Описав огромный круг и устав бродить, я зашла в кофейню на Сретенке.
Свободных мест почти не было. На подоконниках и за столиками в зале сидели молодые люди – несколько парочек и множество девушек в пухлых шарфах и с книжками в руках. На их столиках были расковырянные пирожные, открытые нетбуки и недопитые чашки кофе.
Я сидела одна и сожалела, что в этом кафе не курят. Не то чтобы меня мучил никотиновый голод – просто за сигаретой можно прятаться. Своего рода психологическая защита, такой жест, когда рука перед лицом.
Читать не хотелось. Когда сидишь в кафе одна и чувствуешь себя немного не в своей тарелке, самый простой вариант спрятаться – это книга, конечно. Но с собой у меня была только «Пианистка» Елинек, а она не соответствовала настроению, не вписывалась в структуру момента.
Я смотрела по сторонам.
Прямо передо мной сидела девушка. Как водится – шарф, худенькие ручки, миленькая стрижка, тонкие кольца, ищущий взгляд, чуть встревоженный. Девушка прикладывала к губам согнутый указательный палец. Упиралась губами в фалангу и так сидела, по виду – в очень поверхностной задумчивости. Я сидела точно так же, в той же позе. И почти сразу поняла, что она никого здесь не ждет – просто коротает время.

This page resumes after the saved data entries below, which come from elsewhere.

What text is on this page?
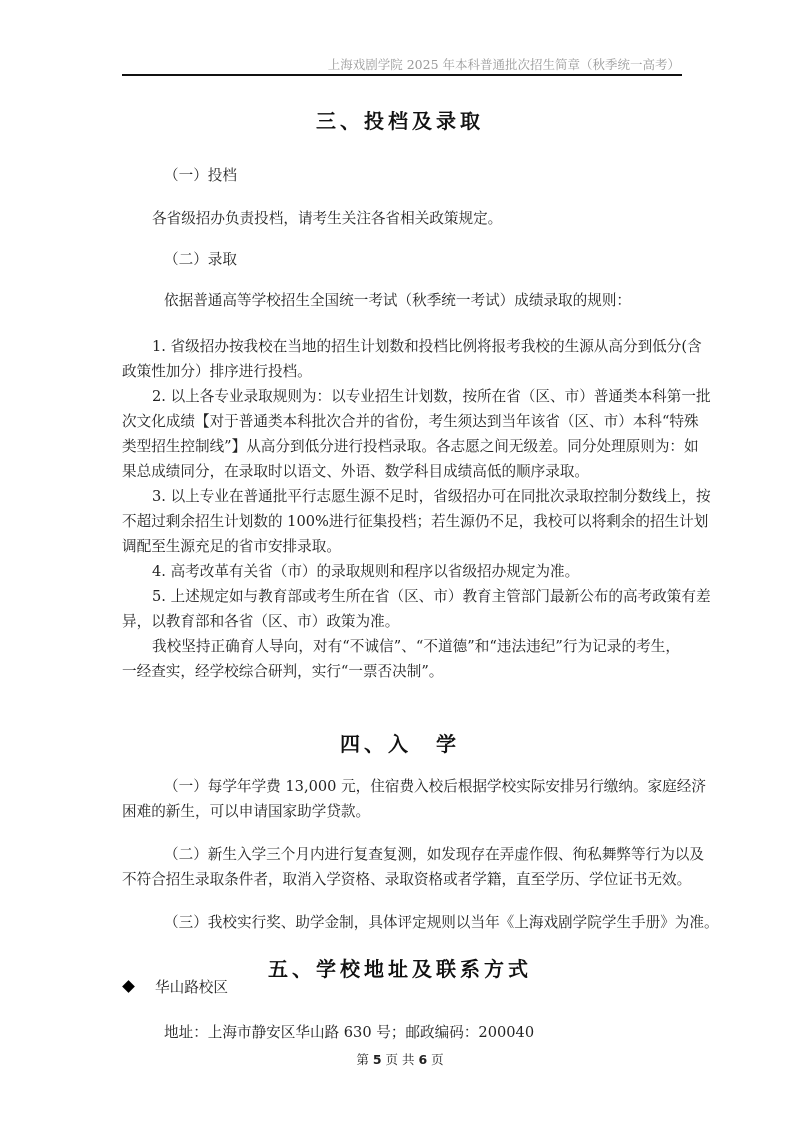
上海戏剧学院 2025 年本科普通批次招生简章（秋季统一高考）
三、投档及录取
（一）投档
各省级招办负责投档，请考生关注各省相关政策规定。
（二）录取
依据普通高等学校招生全国统一考试（秋季统一考试）成绩录取的规则：
1. 省级招办按我校在当地的招生计划数和投档比例将报考我校的生源从高分到低分(含
政策性加分）排序进行投档。
2. 以上各专业录取规则为：以专业招生计划数，按所在省（区、市）普通类本科第一批
次文化成绩【对于普通类本科批次合并的省份，考生须达到当年该省（区、市）本科“特殊
类型招生控制线”】从高分到低分进行投档录取。各志愿之间无级差。同分处理原则为：如
果总成绩同分，在录取时以语文、外语、数学科目成绩高低的顺序录取。
3. 以上专业在普通批平行志愿生源不足时，省级招办可在同批次录取控制分数线上，按
不超过剩余招生计划数的 100%进行征集投档；若生源仍不足，我校可以将剩余的招生计划
调配至生源充足的省市安排录取。
4. 高考改革有关省（市）的录取规则和程序以省级招办规定为准。
5. 上述规定如与教育部或考生所在省（区、市）教育主管部门最新公布的高考政策有差
异，以教育部和各省（区、市）政策为准。
我校坚持正确育人导向，对有“不诚信”、“不道德”和“违法违纪”行为记录的考生，
一经查实，经学校综合研判，实行“一票否决制”。
四、入　学
（一）每学年学费 13,000 元，住宿费入校后根据学校实际安排另行缴纳。家庭经济
困难的新生，可以申请国家助学贷款。
（二）新生入学三个月内进行复查复测，如发现存在弄虚作假、徇私舞弊等行为以及
不符合招生录取条件者，取消入学资格、录取资格或者学籍，直至学历、学位证书无效。
（三）我校实行奖、助学金制，具体评定规则以当年《上海戏剧学院学生手册》为准。
五、学校地址及联系方式
华山路校区
地址：上海市静安区华山路 630 号；邮政编码：200040
第 5 页 共 6 页
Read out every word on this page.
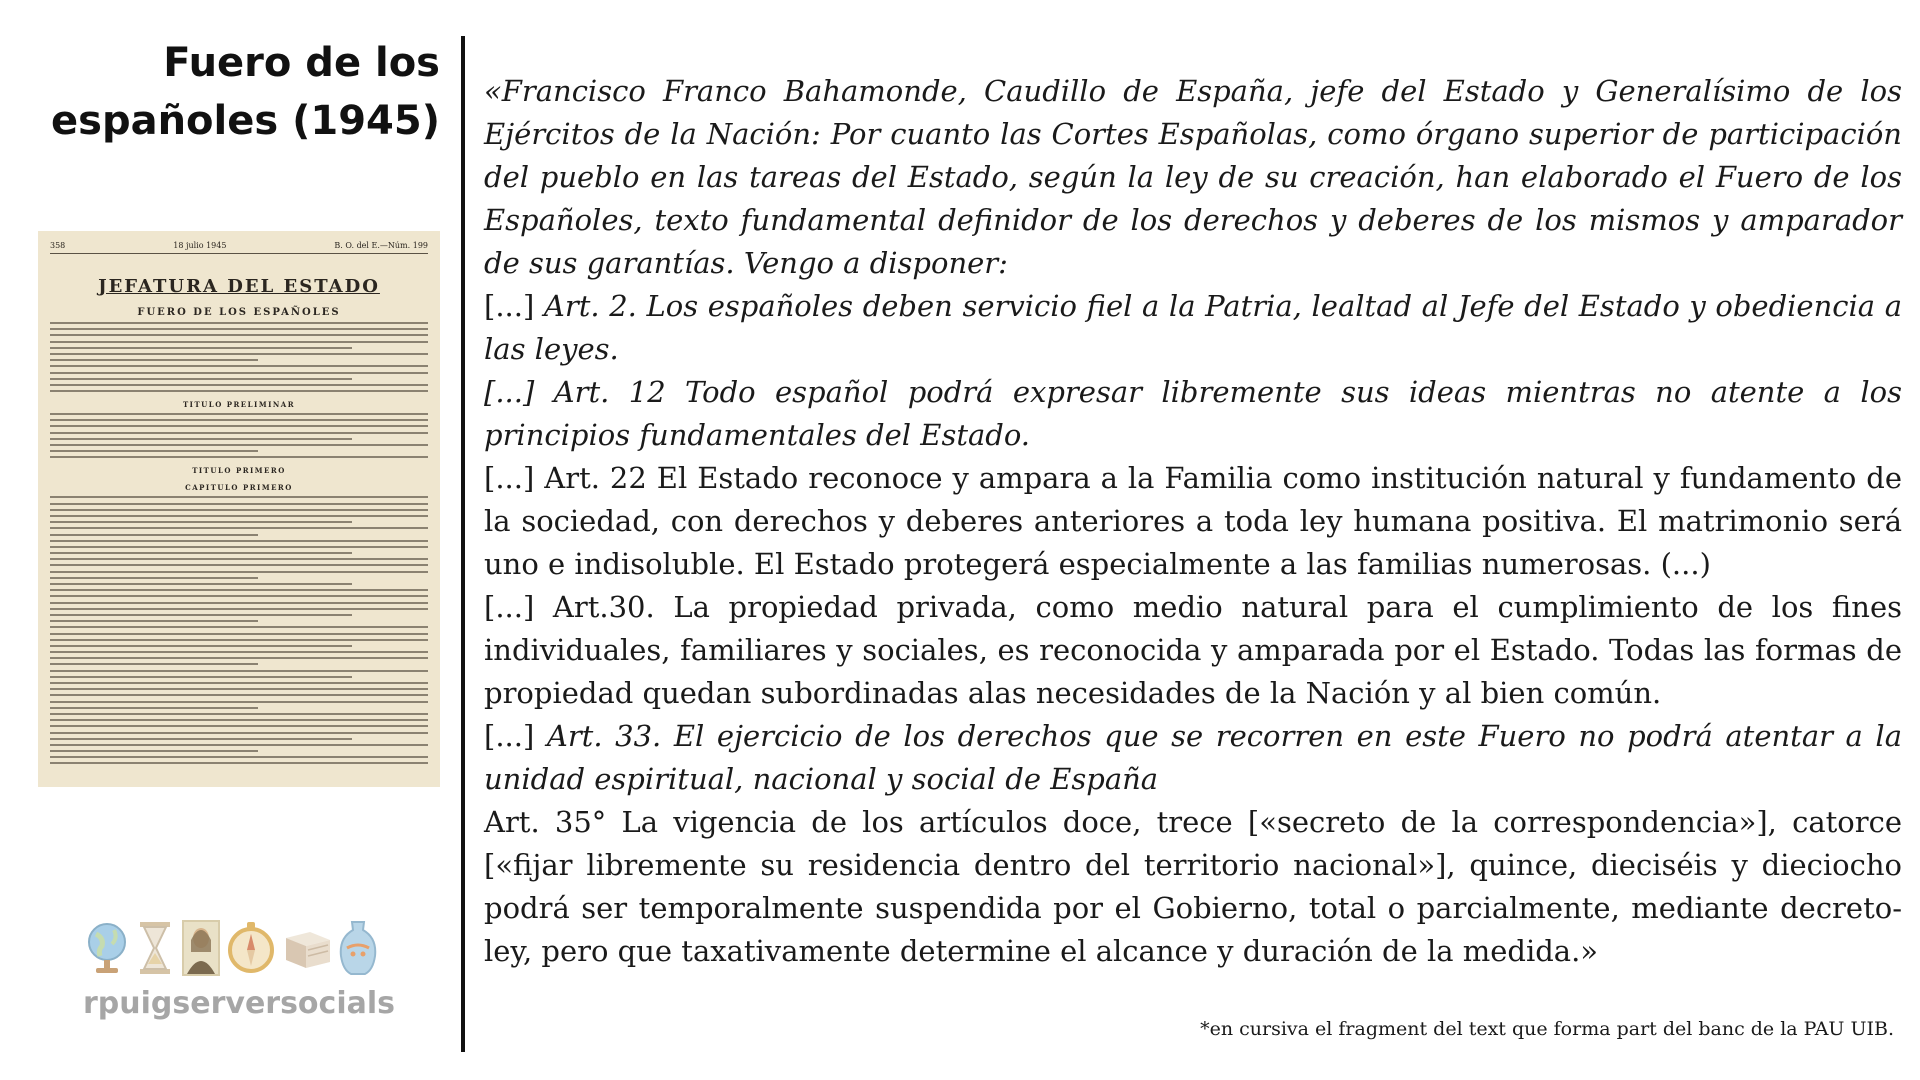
Fuero de los
españoles (1945)
358	18 julio 1945	B. O. del E.—Núm. 199
JEFATURA DEL ESTADO
FUERO DE LOS ESPAÑOLES
TITULO PRELIMINAR
TITULO PRIMERO
CAPITULO PRIMERO
rpuigserversocials

«Francisco Franco Bahamonde, Caudillo de España, jefe del Estado y Generalísimo de los Ejércitos de la Nación: Por cuanto las Cortes Españolas, como órgano superior de participación del pueblo en las tareas del Estado, según la ley de su creación, han elaborado el Fuero de los Españoles, texto fundamental definidor de los derechos y deberes de los mismos y amparador de sus garantías. Vengo a disponer:

[...] Art. 2. Los españoles deben servicio fiel a la Patria, lealtad al Jefe del Estado y obediencia a las leyes.

[...] Art. 12 Todo español podrá expresar libremente sus ideas mientras no atente a los principios fundamentales del Estado.

[...] Art. 22 El Estado reconoce y ampara a la Familia como institución natural y fundamento de la sociedad, con derechos y deberes anteriores a toda ley humana positiva. El matrimonio será uno e indisoluble. El Estado protegerá especialmente a las familias numerosas. (...)

[...] Art.30. La propiedad privada, como medio natural para el cumplimiento de los fines individuales, familiares y sociales, es reconocida y amparada por el Estado. Todas las formas de propiedad quedan subordinadas alas necesidades de la Nación y al bien común.

[...] Art. 33. El ejercicio de los derechos que se recorren en este Fuero no podrá atentar a la unidad espiritual, nacional y social de España

Art. 35° La vigencia de los artículos doce, trece [«secreto de la correspondencia»], catorce [«fijar libremente su residencia dentro del territorio nacional»], quince, dieciséis y dieciocho podrá ser temporalmente suspendida por el Gobierno, total o parcialmente, mediante decreto-ley, pero que taxativamente determine el alcance y duración de la medida.»

*en cursiva el fragment del text que forma part del banc de la PAU UIB.
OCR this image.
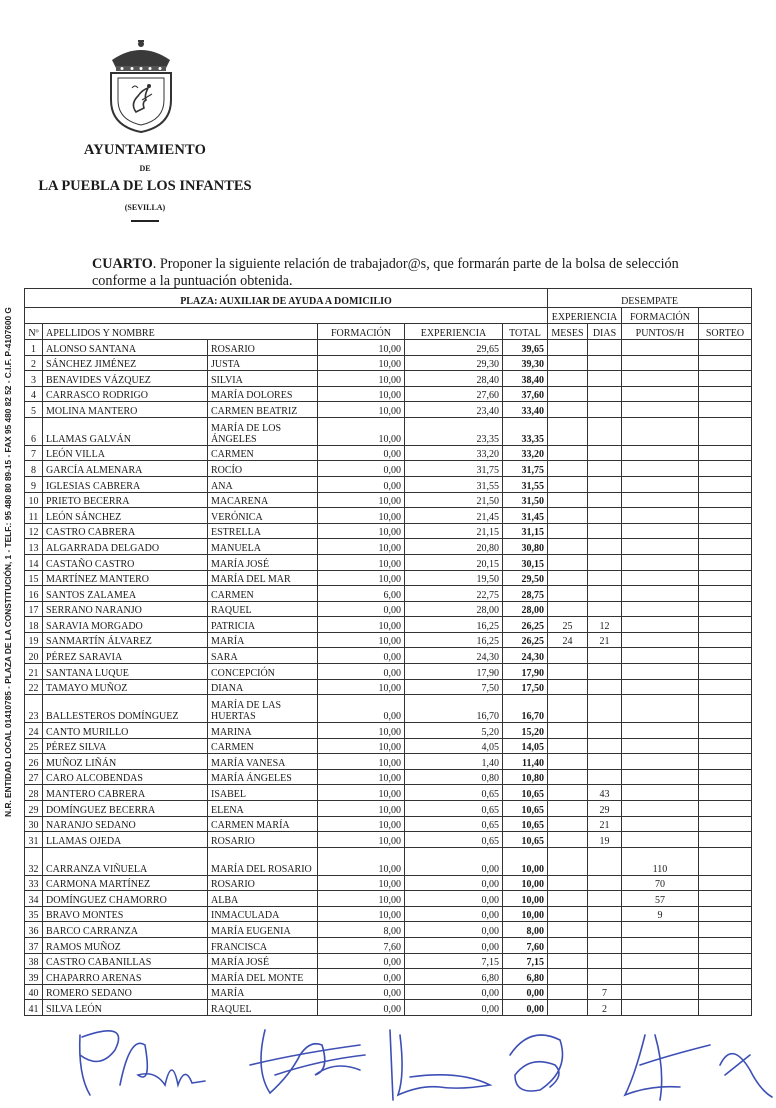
N.R. ENTIDAD LOCAL 01410785 - PLAZA DE LA CONSTITUCIÓN, 1 - TELF.: 95 480 80 89-15 - FAX 95 480 82 52 - C.I.F. P-4107600 G
AYUNTAMIENTO
DE
LA PUEBLA DE LOS INFANTES
(SEVILLA)
CUARTO. Proponer la siguiente relación de trabajador@s, que formarán parte de la bolsa de selección conforme a la puntuación obtenida.
PLAZA: AUXILIAR DE AYUDA A DOMICILIO						DESEMPATE			
						EXPERIENCIA		FORMACIÓN	
Nº	APELLIDOS Y NOMBRE		FORMACIÓN	EXPERIENCIA	TOTAL	MESES	DIAS	PUNTOS/H	SORTEO
1	ALONSO SANTANA	ROSARIO	10,00	29,65	39,65				
2	SÁNCHEZ JIMÉNEZ	JUSTA	10,00	29,30	39,30				
3	BENAVIDES VÁZQUEZ	SILVIA	10,00	28,40	38,40				
4	CARRASCO RODRIGO	MARÍA DOLORES	10,00	27,60	37,60				
5	MOLINA MANTERO	CARMEN BEATRIZ	10,00	23,40	33,40				
6	LLAMAS GALVÁN	MARÍA DE LOS ÁNGELES	10,00	23,35	33,35				
7	LEÓN VILLA	CARMEN	0,00	33,20	33,20				
8	GARCÍA ALMENARA	ROCÍO	0,00	31,75	31,75				
9	IGLESIAS CABRERA	ANA	0,00	31,55	31,55				
10	PRIETO BECERRA	MACARENA	10,00	21,50	31,50				
11	LEÓN SÁNCHEZ	VERÓNICA	10,00	21,45	31,45				
12	CASTRO CABRERA	ESTRELLA	10,00	21,15	31,15				
13	ALGARRADA DELGADO	MANUELA	10,00	20,80	30,80				
14	CASTAÑO CASTRO	MARÍA JOSÉ	10,00	20,15	30,15				
15	MARTÍNEZ MANTERO	MARÍA DEL MAR	10,00	19,50	29,50				
16	SANTOS ZALAMEA	CARMEN	6,00	22,75	28,75				
17	SERRANO NARANJO	RAQUEL	0,00	28,00	28,00				
18	SARAVIA MORGADO	PATRICIA	10,00	16,25	26,25	25	12		
19	SANMARTÍN ÁLVAREZ	MARÍA	10,00	16,25	26,25	24	21		
20	PÉREZ SARAVIA	SARA	0,00	24,30	24,30				
21	SANTANA LUQUE	CONCEPCIÓN	0,00	17,90	17,90				
22	TAMAYO MUÑOZ	DIANA	10,00	7,50	17,50				
23	BALLESTEROS DOMÍNGUEZ	MARÍA DE LAS HUERTAS	0,00	16,70	16,70				
24	CANTO MURILLO	MARINA	10,00	5,20	15,20				
25	PÉREZ SILVA	CARMEN	10,00	4,05	14,05				
26	MUÑOZ LIÑÁN	MARÍA VANESA	10,00	1,40	11,40				
27	CARO ALCOBENDAS	MARÍA ÁNGELES	10,00	0,80	10,80				
28	MANTERO CABRERA	ISABEL	10,00	0,65	10,65		43		
29	DOMÍNGUEZ BECERRA	ELENA	10,00	0,65	10,65		29		
30	NARANJO SEDANO	CARMEN MARÍA	10,00	0,65	10,65		21		
31	LLAMAS OJEDA	ROSARIO	10,00	0,65	10,65		19		
32	CARRANZA VIÑUELA	MARÍA DEL ROSARIO	10,00	0,00	10,00			110	
33	CARMONA MARTÍNEZ	ROSARIO	10,00	0,00	10,00			70	
34	DOMÍNGUEZ CHAMORRO	ALBA	10,00	0,00	10,00			57	
35	BRAVO MONTES	INMACULADA	10,00	0,00	10,00			9	
36	BARCO CARRANZA	MARÍA EUGENIA	8,00	0,00	8,00				
37	RAMOS MUÑOZ	FRANCISCA	7,60	0,00	7,60				
38	CASTRO CABANILLAS	MARÍA JOSÉ	0,00	7,15	7,15				
39	CHAPARRO ARENAS	MARÍA DEL MONTE	0,00	6,80	6,80				
40	ROMERO SEDANO	MARÍA	0,00	0,00	0,00		7		
41	SILVA LEÓN	RAQUEL	0,00	0,00	0,00		2		
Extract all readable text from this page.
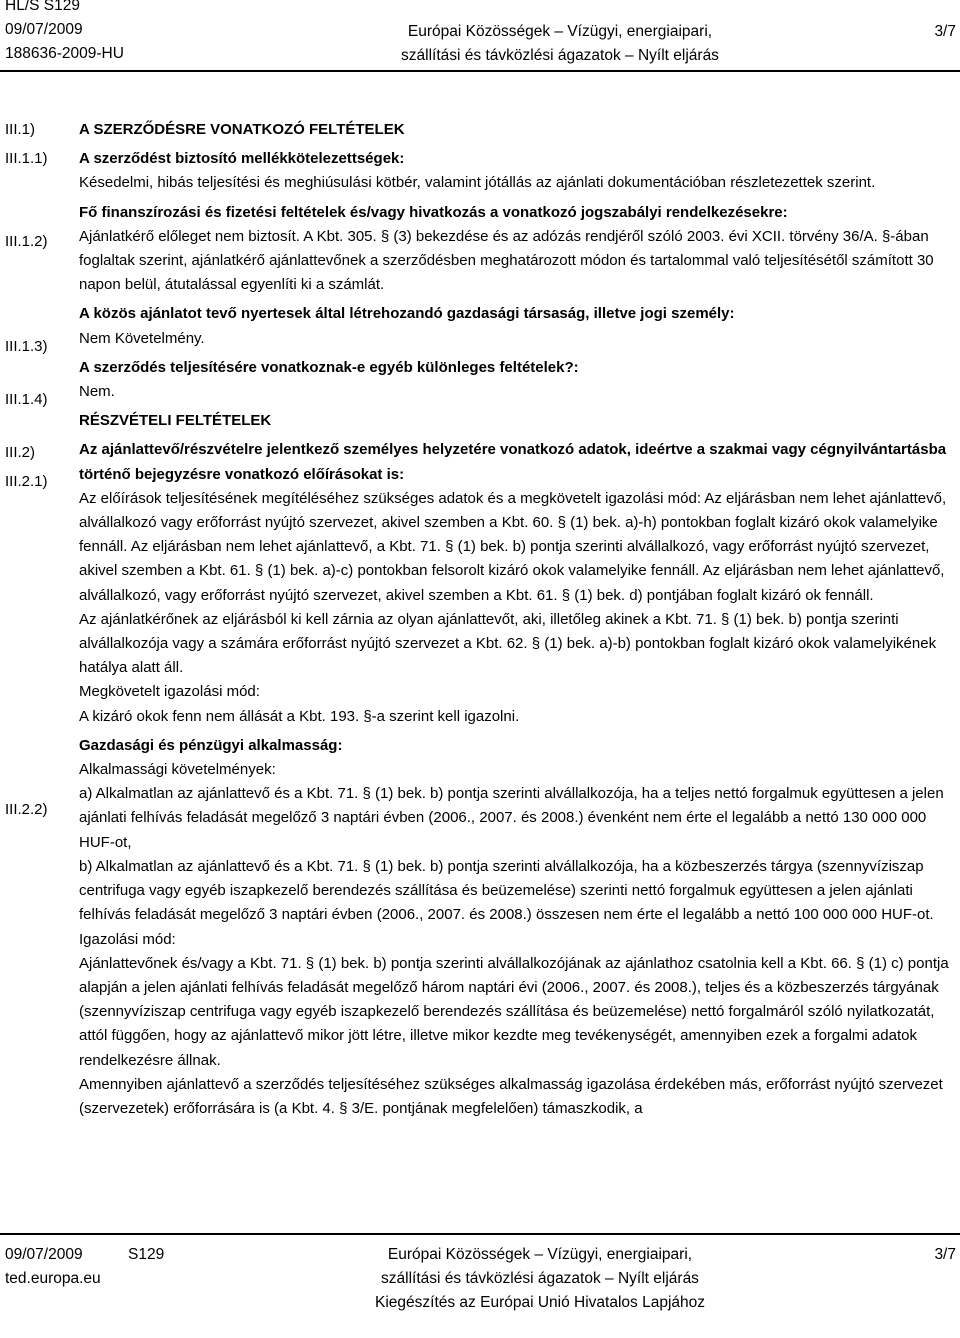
HL/S S129
09/07/2009
188636-2009-HU
Európai Közösségek – Vízügyi, energiaipari,
szállítási és távközlési ágazatok – Nyílt eljárás
3/7
III.1)
III.1.1)
III.1.2)
III.1.3)
III.1.4)
III.2)
III.2.1)
III.2.2)

A SZERZŐDÉSRE VONATKOZÓ FELTÉTELEK

A szerződést biztosító mellékkötelezettségek:

Késedelmi, hibás teljesítési és meghiúsulási kötbér, valamint jótállás az ajánlati dokumentációban részletezettek szerint.

Fő finanszírozási és fizetési feltételek és/vagy hivatkozás a vonatkozó jogszabályi rendelkezésekre:

Ajánlatkérő előleget nem biztosít. A Kbt. 305. § (3) bekezdése és az adózás rendjéről szóló 2003. évi XCII. törvény 36/A. §-ában foglaltak szerint, ajánlatkérő ajánlattevőnek a szerződésben meghatározott módon és tartalommal való teljesítésétől számított 30 napon belül, átutalással egyenlíti ki a számlát.

A közös ajánlatot tevő nyertesek által létrehozandó gazdasági társaság, illetve jogi személy:

Nem Követelmény.

A szerződés teljesítésére vonatkoznak-e egyéb különleges feltételek?:

Nem.

RÉSZVÉTELI FELTÉTELEK

Az ajánlattevő/részvételre jelentkező személyes helyzetére vonatkozó adatok, ideértve a szakmai vagy cégnyilvántartásba történő bejegyzésre vonatkozó előírásokat is:

Az előírások teljesítésének megítéléséhez szükséges adatok és a megkövetelt igazolási mód: Az eljárásban nem lehet ajánlattevő, alvállalkozó vagy erőforrást nyújtó szervezet, akivel szemben a Kbt. 60. § (1) bek. a)-h) pontokban foglalt kizáró okok valamelyike fennáll. Az eljárásban nem lehet ajánlattevő, a Kbt. 71. § (1) bek. b) pontja szerinti alvállalkozó, vagy erőforrást nyújtó szervezet, akivel szemben a Kbt. 61. § (1) bek. a)-c) pontokban felsorolt kizáró okok valamelyike fennáll. Az eljárásban nem lehet ajánlattevő, alvállalkozó, vagy erőforrást nyújtó szervezet, akivel szemben a Kbt. 61. § (1) bek. d) pontjában foglalt kizáró ok fennáll.

Az ajánlatkérőnek az eljárásból ki kell zárnia az olyan ajánlattevőt, aki, illetőleg akinek a Kbt. 71. § (1) bek. b) pontja szerinti alvállalkozója vagy a számára erőforrást nyújtó szervezet a Kbt. 62. § (1) bek. a)-b) pontokban foglalt kizáró okok valamelyikének hatálya alatt áll.

Megkövetelt igazolási mód:

A kizáró okok fenn nem állását a Kbt. 193. §-a szerint kell igazolni.

Gazdasági és pénzügyi alkalmasság:

Alkalmassági követelmények:

a) Alkalmatlan az ajánlattevő és a Kbt. 71. § (1) bek. b) pontja szerinti alvállalkozója, ha a teljes nettó forgalmuk együttesen a jelen ajánlati felhívás feladását megelőző 3 naptári évben (2006., 2007. és 2008.) évenként nem érte el legalább a nettó 130 000 000 HUF-ot,

b) Alkalmatlan az ajánlattevő és a Kbt. 71. § (1) bek. b) pontja szerinti alvállalkozója, ha a közbeszerzés tárgya (szennyvíziszap centrifuga vagy egyéb iszapkezelő berendezés szállítása és beüzemelése) szerinti nettó forgalmuk együttesen a jelen ajánlati felhívás feladását megelőző 3 naptári évben (2006., 2007. és 2008.) összesen nem érte el legalább a nettó 100 000 000 HUF-ot.

Igazolási mód:

Ajánlattevőnek és/vagy a Kbt. 71. § (1) bek. b) pontja szerinti alvállalkozójának az ajánlathoz csatolnia kell a Kbt. 66. § (1) c) pontja alapján a jelen ajánlati felhívás feladását megelőző három naptári évi (2006., 2007. és 2008.), teljes és a közbeszerzés tárgyának (szennyvíziszap centrifuga vagy egyéb iszapkezelő berendezés szállítása és beüzemelése) nettó forgalmáról szóló nyilatkozatát, attól függően, hogy az ajánlattevő mikor jött létre, illetve mikor kezdte meg tevékenységét, amennyiben ezek a forgalmi adatok rendelkezésre állnak.

Amennyiben ajánlattevő a szerződés teljesítéséhez szükséges alkalmasság igazolása érdekében más, erőforrást nyújtó szervezet (szervezetek) erőforrására is (a Kbt. 4. § 3/E. pontjának megfelelően) támaszkodik, a

09/07/2009
ted.europa.eu
S129	Európai Közösségek – Vízügyi, energiaipari,
szállítási és távközlési ágazatok – Nyílt eljárás
Kiegészítés az Európai Unió Hivatalos Lapjához
3/7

Она допила кофе – вернее, пенку от молока. Обернулась, посмотрела на часы и снова замерла, едва заметно вздохнув.
Я подошла к ней, наклонилась и спросила, ждет ли она кого-то. Нет. Тогда я сказала, что мне очень неловко, но я сижу тут и пью кофе одна, в то время как она тоже скучает – может быть, она будет не против пить кофе вместе.
Сама не знаю, на что рассчитывала. Пока шла к ней, нервничала страшно, а открыв рот, думала, упаду в обморок. Бедные парни – как они отваживаются на знакомство с девушками?! Герои же!
Девушка заказала еще одну чашку кофе и подсела ко мне. Ее звали Даша, она жила в Москве уже три года, сама из Курска, немного застенчивая и очень милая – программист. Мы обменялись телефонами и сговорились сходить куда-нибудь вместе на досуге. Во время первой назначенной встречи сидели на скамейке у Чистых прудов, курили и обсуждали книги о Москве. Я запомнила момент, когда она что-то рассказывала о том, как рассталась со своим молодым человеком, и я вдруг поняла, что это начало большой дружбы. Я улыбнулась во весь рот, Даша удивилась.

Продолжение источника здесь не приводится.